Eine solch intensive Beschäftigung führt zwangsläufig auch zur Suche nach verschollenen oder andernorts aufbewahrten Votivbildern. Hubert Kalhammer konnte aus Sammarei stammende Tafeln sowohl in der Sammlung Kriss im Bayerischen Nationalmuseum in München (wenigstens 10 Stück), in der Sammlung Richter im Germanischen Nationalmuseum in Nürnberg und im Oberhausmuseum in Passau feststellen. Im Heimatmuseum der Stadt Braunau befindet sich eine Votivtafel, die den Stadtbrand zu Ende des 17. Jahrhunderts zeigt; sie wurde erst in der Nachkriegszeit mit kirchenaufsichtlicher Genehmigung dorthin verkauft.
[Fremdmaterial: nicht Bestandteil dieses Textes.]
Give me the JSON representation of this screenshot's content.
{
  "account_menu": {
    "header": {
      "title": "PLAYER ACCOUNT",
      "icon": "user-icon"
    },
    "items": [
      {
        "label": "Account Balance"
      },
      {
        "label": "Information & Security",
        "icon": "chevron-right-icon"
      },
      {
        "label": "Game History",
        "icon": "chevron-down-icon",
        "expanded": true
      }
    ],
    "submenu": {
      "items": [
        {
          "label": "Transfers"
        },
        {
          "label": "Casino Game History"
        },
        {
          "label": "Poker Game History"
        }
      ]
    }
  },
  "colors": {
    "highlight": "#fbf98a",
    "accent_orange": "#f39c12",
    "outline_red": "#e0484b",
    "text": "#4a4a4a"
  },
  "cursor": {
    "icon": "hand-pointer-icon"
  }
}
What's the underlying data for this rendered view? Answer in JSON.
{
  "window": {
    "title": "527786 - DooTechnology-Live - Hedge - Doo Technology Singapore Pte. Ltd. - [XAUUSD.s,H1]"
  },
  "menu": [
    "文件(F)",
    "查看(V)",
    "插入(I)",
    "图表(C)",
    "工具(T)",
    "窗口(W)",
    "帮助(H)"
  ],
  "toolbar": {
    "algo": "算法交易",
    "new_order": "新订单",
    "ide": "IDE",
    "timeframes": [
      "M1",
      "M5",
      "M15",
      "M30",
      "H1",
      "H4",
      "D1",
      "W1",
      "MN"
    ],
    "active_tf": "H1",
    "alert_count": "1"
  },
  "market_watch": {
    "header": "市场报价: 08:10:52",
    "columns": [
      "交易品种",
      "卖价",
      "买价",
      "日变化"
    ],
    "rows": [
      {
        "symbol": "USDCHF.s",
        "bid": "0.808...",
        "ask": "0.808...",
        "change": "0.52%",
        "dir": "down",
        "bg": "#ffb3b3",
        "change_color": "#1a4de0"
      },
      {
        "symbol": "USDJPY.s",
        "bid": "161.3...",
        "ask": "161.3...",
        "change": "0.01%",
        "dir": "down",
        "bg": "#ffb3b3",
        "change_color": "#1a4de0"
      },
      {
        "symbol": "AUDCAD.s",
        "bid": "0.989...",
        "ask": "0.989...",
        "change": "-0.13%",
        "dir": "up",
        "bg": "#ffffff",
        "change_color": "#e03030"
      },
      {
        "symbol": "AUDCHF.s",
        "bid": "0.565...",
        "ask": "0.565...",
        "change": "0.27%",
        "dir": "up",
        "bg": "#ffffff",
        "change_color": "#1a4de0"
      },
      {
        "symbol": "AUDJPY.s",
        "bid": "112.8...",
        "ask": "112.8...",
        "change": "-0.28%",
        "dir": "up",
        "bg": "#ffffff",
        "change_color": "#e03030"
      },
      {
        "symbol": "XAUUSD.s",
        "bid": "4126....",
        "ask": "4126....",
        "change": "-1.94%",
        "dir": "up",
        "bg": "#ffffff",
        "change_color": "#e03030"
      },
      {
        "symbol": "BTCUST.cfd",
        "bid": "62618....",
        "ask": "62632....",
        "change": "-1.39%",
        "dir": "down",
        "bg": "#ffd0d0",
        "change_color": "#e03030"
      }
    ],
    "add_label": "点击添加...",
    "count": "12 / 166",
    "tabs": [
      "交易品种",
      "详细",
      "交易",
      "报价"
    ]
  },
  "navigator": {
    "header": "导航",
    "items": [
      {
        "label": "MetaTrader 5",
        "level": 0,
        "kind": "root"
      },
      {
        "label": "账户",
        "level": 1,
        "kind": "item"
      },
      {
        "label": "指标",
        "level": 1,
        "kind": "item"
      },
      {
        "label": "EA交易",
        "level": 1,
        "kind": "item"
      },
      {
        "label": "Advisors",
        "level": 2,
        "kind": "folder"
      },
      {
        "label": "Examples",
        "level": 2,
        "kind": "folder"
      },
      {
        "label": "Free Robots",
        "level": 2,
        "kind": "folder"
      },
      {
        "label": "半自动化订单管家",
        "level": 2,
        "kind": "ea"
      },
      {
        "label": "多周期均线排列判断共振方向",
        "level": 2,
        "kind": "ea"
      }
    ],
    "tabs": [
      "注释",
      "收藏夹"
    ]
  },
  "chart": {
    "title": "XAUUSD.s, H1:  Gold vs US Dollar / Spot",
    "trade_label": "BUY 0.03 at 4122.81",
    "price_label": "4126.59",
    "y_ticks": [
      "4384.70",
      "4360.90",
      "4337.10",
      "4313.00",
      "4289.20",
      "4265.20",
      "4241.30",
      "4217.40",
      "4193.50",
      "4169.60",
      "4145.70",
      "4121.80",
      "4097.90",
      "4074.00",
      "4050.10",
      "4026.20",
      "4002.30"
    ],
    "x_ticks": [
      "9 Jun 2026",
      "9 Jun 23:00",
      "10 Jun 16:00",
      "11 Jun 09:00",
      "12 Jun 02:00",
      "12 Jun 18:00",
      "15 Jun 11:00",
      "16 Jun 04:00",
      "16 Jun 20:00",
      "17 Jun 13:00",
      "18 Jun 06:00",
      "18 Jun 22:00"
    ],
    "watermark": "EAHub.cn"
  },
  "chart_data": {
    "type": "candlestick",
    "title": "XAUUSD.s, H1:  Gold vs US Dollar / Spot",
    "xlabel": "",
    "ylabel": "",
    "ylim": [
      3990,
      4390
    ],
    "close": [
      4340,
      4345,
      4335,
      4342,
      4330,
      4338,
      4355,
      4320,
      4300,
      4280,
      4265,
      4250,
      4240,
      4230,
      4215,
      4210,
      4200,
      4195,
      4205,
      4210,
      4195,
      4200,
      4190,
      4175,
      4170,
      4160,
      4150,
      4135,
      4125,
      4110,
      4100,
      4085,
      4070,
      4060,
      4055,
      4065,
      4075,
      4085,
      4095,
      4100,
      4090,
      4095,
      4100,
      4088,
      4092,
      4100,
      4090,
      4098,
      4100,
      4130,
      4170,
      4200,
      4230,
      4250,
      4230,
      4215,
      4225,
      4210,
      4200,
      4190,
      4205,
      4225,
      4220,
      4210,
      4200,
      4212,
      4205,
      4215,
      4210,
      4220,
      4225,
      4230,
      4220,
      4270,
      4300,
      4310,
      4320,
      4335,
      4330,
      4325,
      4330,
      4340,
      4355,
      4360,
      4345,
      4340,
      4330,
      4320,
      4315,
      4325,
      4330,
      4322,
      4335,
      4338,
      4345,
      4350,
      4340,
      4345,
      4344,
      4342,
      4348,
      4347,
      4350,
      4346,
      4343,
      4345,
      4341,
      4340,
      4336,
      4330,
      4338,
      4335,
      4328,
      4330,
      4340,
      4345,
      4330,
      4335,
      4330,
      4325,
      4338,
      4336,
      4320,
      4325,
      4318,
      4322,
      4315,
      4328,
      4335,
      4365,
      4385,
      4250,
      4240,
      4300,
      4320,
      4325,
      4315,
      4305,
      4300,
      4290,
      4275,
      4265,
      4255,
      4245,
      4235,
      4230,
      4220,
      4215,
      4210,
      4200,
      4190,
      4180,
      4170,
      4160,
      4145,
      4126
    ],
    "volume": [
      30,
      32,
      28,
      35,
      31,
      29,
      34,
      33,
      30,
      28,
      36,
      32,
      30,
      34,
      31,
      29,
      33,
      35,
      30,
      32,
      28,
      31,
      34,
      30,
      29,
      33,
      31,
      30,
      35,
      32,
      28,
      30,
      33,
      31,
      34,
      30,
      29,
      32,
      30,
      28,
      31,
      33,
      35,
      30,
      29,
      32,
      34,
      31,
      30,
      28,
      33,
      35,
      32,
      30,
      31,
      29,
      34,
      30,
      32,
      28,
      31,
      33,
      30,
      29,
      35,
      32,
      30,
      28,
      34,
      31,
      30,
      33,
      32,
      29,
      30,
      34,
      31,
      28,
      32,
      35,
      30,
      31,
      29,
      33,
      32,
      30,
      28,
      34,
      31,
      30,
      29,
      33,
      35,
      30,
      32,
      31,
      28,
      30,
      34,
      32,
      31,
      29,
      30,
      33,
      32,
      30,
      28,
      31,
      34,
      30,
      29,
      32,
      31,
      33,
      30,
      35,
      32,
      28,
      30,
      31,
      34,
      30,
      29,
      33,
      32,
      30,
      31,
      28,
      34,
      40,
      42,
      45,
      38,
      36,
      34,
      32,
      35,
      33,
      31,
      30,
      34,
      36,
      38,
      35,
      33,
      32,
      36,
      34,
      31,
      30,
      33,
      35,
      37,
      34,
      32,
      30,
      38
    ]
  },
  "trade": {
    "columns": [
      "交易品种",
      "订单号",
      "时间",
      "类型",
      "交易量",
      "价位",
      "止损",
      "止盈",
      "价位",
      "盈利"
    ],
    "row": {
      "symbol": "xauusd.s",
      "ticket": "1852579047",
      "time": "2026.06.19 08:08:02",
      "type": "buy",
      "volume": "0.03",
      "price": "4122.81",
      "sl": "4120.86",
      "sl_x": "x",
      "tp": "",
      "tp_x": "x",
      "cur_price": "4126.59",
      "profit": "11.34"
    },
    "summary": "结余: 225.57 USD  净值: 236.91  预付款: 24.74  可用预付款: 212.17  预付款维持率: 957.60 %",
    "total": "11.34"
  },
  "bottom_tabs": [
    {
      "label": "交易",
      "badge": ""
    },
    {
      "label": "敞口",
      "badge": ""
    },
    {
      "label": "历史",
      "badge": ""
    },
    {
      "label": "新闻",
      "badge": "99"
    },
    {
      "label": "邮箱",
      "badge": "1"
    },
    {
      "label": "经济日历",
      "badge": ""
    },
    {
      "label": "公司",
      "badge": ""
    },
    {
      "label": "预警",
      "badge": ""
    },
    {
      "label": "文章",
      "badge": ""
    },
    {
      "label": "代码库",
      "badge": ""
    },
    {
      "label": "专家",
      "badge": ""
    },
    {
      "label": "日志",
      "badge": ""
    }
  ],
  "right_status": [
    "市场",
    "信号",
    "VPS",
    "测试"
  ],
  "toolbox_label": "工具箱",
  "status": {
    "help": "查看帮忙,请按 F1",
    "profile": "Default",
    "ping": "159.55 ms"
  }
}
Auch in den Museen in Wien und in Berlin scheinen Votivbilder dieser Wallfahrtskirche gelangt zu sein. Schliesslich dokumentiert noch ein gedrucktes Mirakelbuch von 1707 eine Anzahl Votivbilder, die nur noch zum Teil nachgewiesen werden können und auf starke Verluste in der Vergangenheit schliessen lassen - wohl mehr aus Unverständnis und Unkenntnis als durch Diebstahl. Und dennoch überrascht die grosse Zahl des erhaltenen Bestandes. [Gemeint ist die Zusammenstellung von Regineberto Schuel: Wolriechender Marianischer Quitten-Apfel / Das ist: Denckwürdige Gnaden-Geschichten / Welche die gecrönte Jungfrau Maria zu Sammarey der bedrängten Welt erwiesen. Regensburg: Johann Zacharias Seidel 1707. - Ein erhaltenes Exemplar dieses Mirakelbuches befindet sich unter der Signatur "Barock 24" in der Bayerischen Staatsbibliothek in München]. Dass dieser Bestand nun vollständig erfasst, aber auch hinreichend gesichert ist, ist das persönliche Verdienst von Hubert Kalhammer, seit 1986 Kreisheimatpfleger, und seines Mitarbeiters Matthias Dirnberger - eine jahrelange Arbeit im Stillen fand ihren Abschluss" (S. 36-39; gekürzt).